Innovation 3: Through experiments, this paper demonstrates the feasibility of deploying advanced indoor localization models on low-power MCUs and analyzes the performance of different models in practical applications.
Experimental Results
The experimental results of this study showcase the performance of different models in home and large building environments. For the home dataset, the quantized MDCSA model performs best under the 64KB RAM constraint, while the smaller Mamba model is suitable for the stricter 32KB constraint environment. In the building dataset, the Mamba model excels under the 64KB RAM constraint, significantly outperforming other models. Below is a summary of the key experimental results:
*The table can be scrolled horizontally if it exceeds the width.
Model Name | Number of Parameters | F1 Score (%) | Accuracy (%) | Model Size (KB) |
---|---|---|---|---|
MDCSA:H16L1 | 10588 | 84.20 | 97.73 | 64 |
Mamba: H32L1 | 10392 | 82.71 | 98.01 | 47 |
MDCSA:H8L1 | 2812 | 83.33 | 97.74 | 27 |
Mamba: H8L1 | 1432 | 80.49 | 96.44 | 12 |
These results highlight the effectiveness of quantization techniques in reducing model size without significantly sacrificing performance. In the UJIindoorLoc dataset, the Mamba model performs best under the 64KB RAM constraint, achieving an F1 score of 64% after knowledge distillation. However, when the target RAM constraint is set to 32KB, the model’s performance significantly declines, indicating the need for further model compression or input size reduction techniques.
Conclusion and Future Outlook
This paper provides an in-depth analysis of the process of developing TinyML models for indoor localization on resource-constrained low-power MCUs.
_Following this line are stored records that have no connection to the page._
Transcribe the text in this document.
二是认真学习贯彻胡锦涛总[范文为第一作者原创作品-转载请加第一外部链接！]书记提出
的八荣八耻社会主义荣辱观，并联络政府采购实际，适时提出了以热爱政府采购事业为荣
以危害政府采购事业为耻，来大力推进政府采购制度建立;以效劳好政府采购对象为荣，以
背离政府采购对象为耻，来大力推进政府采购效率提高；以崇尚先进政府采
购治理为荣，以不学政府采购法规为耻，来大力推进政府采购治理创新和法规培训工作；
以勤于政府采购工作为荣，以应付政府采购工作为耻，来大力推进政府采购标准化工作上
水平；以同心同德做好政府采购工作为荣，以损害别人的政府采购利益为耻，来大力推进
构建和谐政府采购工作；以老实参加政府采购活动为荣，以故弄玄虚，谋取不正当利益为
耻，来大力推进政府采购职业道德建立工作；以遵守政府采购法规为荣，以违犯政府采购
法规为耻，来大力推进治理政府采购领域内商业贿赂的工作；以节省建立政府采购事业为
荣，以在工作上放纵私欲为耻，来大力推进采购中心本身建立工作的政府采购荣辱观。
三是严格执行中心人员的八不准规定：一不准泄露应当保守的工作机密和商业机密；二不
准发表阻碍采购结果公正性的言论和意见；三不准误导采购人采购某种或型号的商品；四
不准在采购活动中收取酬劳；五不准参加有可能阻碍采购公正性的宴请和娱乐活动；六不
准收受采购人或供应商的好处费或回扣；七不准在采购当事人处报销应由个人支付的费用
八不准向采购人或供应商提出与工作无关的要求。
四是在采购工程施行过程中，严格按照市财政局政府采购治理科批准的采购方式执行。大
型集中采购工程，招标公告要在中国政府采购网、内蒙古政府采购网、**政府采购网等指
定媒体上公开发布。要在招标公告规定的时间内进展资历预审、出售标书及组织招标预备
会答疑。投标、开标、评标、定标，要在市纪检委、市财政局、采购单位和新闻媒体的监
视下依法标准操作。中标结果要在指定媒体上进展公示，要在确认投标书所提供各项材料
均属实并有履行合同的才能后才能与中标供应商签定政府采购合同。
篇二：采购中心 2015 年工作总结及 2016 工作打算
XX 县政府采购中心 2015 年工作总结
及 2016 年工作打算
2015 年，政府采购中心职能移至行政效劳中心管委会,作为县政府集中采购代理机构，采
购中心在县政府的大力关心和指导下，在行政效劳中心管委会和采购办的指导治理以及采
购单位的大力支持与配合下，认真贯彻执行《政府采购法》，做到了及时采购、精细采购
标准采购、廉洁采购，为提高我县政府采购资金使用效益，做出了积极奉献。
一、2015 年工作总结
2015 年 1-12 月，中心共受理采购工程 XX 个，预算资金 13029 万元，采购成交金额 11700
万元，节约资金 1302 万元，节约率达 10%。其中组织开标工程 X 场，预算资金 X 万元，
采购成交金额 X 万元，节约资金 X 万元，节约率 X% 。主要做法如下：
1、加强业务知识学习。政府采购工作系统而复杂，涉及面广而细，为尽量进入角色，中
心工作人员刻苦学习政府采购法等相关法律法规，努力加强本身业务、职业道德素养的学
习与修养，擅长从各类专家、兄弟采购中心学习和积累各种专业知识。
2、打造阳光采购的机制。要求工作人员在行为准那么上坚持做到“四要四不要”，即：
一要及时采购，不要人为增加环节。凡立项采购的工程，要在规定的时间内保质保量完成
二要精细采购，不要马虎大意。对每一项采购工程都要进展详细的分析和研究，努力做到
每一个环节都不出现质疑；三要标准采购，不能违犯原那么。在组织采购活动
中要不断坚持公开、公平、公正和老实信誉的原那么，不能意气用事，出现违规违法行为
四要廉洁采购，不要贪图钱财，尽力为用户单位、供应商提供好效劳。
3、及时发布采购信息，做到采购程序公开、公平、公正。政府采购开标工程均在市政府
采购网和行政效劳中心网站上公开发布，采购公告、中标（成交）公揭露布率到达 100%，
Through model compression techniques such as quantization and knowledge distillation, it demonstrates the potential to significantly reduce model size under strict memory constraints without sacrificing performance. The research findings indicate that the quantized transformer model performs strongly under the 64KB RAM constraint, while the more compact Mamba model excels under the 32KB RAM constraint.
This on-device processing approach not only enhances privacy, reduces latency, and lowers operational costs, making it a practical effective solution for continuous patient monitoring and personalized care. Future work will include validating the performance of these models on actual edge devices, assessing their performance under real operational conditions, and optimizing deployment strategies to ensure model robustness and scalability.
Reviewer Comments
Academic Research Value: ★★★★☆
Stability: ★★★☆☆
Adaptability and Generalization Ability: ★★★☆☆
Hardware Requirements and Costs: ★★★★☆
Overall, this paper has high academic value, proposing an innovative method for indoor localization on resource-constrained low-power microcontrollers. The application of quantization and knowledge distillation techniques also has practical utility. However, the stability and generalization ability of the model still require further validation, especially in various real-world application environments. Future research can continue to explore more model compression techniques and optimization methods to further enhance model performance and efficiency.